Vizekanzler Joschka Fischer (Grüne) erinnerte Schily und Clement daran, dass ihre Ministerien wesentliche Teile des Gesetzes selbst vorbereitet hatten. Clement wandte daraufhin ein, er könne nicht auch noch für die Arbeit der Fachebene seines Ministeriums verantwortlich gemacht werden. Schröder entgegnete den Berichten zufolge, die Vorlagen von Ministerien an die Koalitionsfraktionen müssten korrekt sein. Clements Haus ist für den arbeitsrechtlichen Teil des Gesetzentwurfs verantwortlich.

Auch Grünen-Fraktionsgeschäftsführer Volker Beck wies am Mittwoch darauf hin, dass ein wesentlicher Teil des Gesetzentwurfs vom Wirtschaftsministerium erarbeitet worden sei. „Daran sollte Herr Clement sich bei seiner Kritik erinnern“, sagte Beck. Die Zuarbeit aus Clements Ministerium bezeichnete er zudem als „an vielen Stellen unpräzise“. Der Grünen-Politiker ließ aber erneut die Bereitschaft seiner Partei zu Änderungen erkennen. Als Beispiel nannte er Zugeständnisse an die Wohnungsgesellschaften, denen eine „vernünftige soziale Streuung“ ihrer Mieter künftig erlaubt werden soll. Zudem kündigte er Gesprächsbereitschaft beim Arbeitsschutzrecht und bei der Anmeldung von Ansprüchen durch Diskriminierungsopfer an. „Wir sind bereit, hier eine gesetzliche Frist von sechs Monaten einzuführen“, sagte Beck. Damit wolle man Befürchtungen aus der Wirtschaft vor einer „Prozesslawine“ durch das neue Recht entgegentreten. Ähnliche Vorschläge hatte zuvor auch der Rechtsexperte der SPD-Fraktion, Olaf Scholz, gemacht. Aus den Änderungswünschen der Sachverständigen in der Anhörung des Familienausschusses am Montag könne man „wertvolle Anregungen aufgreifen“, sagte Scholz.
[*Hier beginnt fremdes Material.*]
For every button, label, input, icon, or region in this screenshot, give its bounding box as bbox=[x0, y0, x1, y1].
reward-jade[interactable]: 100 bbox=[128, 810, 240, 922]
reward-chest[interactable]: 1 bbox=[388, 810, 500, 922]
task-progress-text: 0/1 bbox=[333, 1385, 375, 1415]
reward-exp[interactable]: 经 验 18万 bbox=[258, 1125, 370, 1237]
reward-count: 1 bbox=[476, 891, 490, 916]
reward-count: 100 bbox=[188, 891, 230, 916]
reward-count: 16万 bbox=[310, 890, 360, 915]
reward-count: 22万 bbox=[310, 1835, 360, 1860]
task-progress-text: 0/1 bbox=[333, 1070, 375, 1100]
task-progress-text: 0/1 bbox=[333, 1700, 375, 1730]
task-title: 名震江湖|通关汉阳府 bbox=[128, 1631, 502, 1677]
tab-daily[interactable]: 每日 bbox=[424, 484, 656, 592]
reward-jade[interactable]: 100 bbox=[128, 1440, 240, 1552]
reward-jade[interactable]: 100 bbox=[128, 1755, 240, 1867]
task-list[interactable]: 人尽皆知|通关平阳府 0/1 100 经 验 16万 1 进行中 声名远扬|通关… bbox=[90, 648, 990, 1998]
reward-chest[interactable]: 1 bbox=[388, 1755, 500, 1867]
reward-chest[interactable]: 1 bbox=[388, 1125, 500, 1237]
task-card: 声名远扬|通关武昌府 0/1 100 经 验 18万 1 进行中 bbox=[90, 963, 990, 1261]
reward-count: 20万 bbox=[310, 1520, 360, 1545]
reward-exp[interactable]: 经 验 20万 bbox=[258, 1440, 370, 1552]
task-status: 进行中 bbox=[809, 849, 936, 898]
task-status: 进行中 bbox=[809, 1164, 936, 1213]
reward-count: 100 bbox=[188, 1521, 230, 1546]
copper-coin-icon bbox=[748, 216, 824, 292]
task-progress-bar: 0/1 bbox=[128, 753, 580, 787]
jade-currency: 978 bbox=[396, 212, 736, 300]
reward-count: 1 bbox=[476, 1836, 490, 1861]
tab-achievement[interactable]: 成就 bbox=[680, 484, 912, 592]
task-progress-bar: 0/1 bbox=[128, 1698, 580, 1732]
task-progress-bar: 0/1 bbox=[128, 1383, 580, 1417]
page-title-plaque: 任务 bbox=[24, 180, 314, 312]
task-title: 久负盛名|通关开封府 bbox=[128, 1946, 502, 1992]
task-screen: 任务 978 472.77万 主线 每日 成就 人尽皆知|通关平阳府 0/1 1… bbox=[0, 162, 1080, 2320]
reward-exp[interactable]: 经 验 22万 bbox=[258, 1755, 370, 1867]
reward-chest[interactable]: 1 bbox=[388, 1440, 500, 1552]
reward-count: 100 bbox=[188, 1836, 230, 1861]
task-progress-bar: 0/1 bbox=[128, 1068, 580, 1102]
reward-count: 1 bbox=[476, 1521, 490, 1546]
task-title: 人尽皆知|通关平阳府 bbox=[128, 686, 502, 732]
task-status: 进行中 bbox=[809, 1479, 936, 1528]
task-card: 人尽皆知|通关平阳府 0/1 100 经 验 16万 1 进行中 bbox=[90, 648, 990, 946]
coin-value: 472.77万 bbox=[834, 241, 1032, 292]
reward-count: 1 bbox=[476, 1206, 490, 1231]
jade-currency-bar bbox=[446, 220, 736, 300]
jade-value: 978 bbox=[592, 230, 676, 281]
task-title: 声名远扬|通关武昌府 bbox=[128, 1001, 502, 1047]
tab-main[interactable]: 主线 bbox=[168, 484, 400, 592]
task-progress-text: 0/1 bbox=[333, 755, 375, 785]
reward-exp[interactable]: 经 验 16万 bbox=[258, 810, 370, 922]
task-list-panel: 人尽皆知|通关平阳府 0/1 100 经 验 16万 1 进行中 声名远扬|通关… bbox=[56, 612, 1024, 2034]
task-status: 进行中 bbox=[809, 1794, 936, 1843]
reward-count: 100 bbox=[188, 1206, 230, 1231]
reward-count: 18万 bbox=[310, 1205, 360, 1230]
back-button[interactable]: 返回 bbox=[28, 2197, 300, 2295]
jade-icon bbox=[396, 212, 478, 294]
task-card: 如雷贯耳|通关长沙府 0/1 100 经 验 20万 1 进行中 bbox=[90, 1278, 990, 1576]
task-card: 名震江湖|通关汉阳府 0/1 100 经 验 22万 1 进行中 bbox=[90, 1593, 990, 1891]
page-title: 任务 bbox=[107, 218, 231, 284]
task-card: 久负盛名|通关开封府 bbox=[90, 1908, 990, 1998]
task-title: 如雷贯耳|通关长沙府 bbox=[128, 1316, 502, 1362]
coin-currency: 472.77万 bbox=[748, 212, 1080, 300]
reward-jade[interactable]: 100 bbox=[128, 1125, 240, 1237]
Ähnlich äußerte sich Fraktionsgeschäftsführer Wilhelm Schmidt. Er sagte, zwar werde es an einigen Stellen Änderungen am Gesetzentwurf geben. Er sei aber zuversichtlich, dass das Gesetz im April im Bundestag verabschiedet werden könne und die Koalition im Bundesrat die SPD-regierten Länder „an ihrer Seite“ habe. Die Länderkammer kann das Gesetz mit einer Zwei-Drittel-Mehrheit zu Fall bringen.

Mit dem Gesetz setzt Deutschland vier EU-Richtlinien um, die in nahezu allen Staaten der EU bereits wirksam sind. Demnach sollen Bürger vor Benachteiligungen wegen ihres Alters, des Geschlechts, der Religion und ethnischen Herkunft, einer Behinderung oder ihrer sexuellen Orientierung geschützt werden.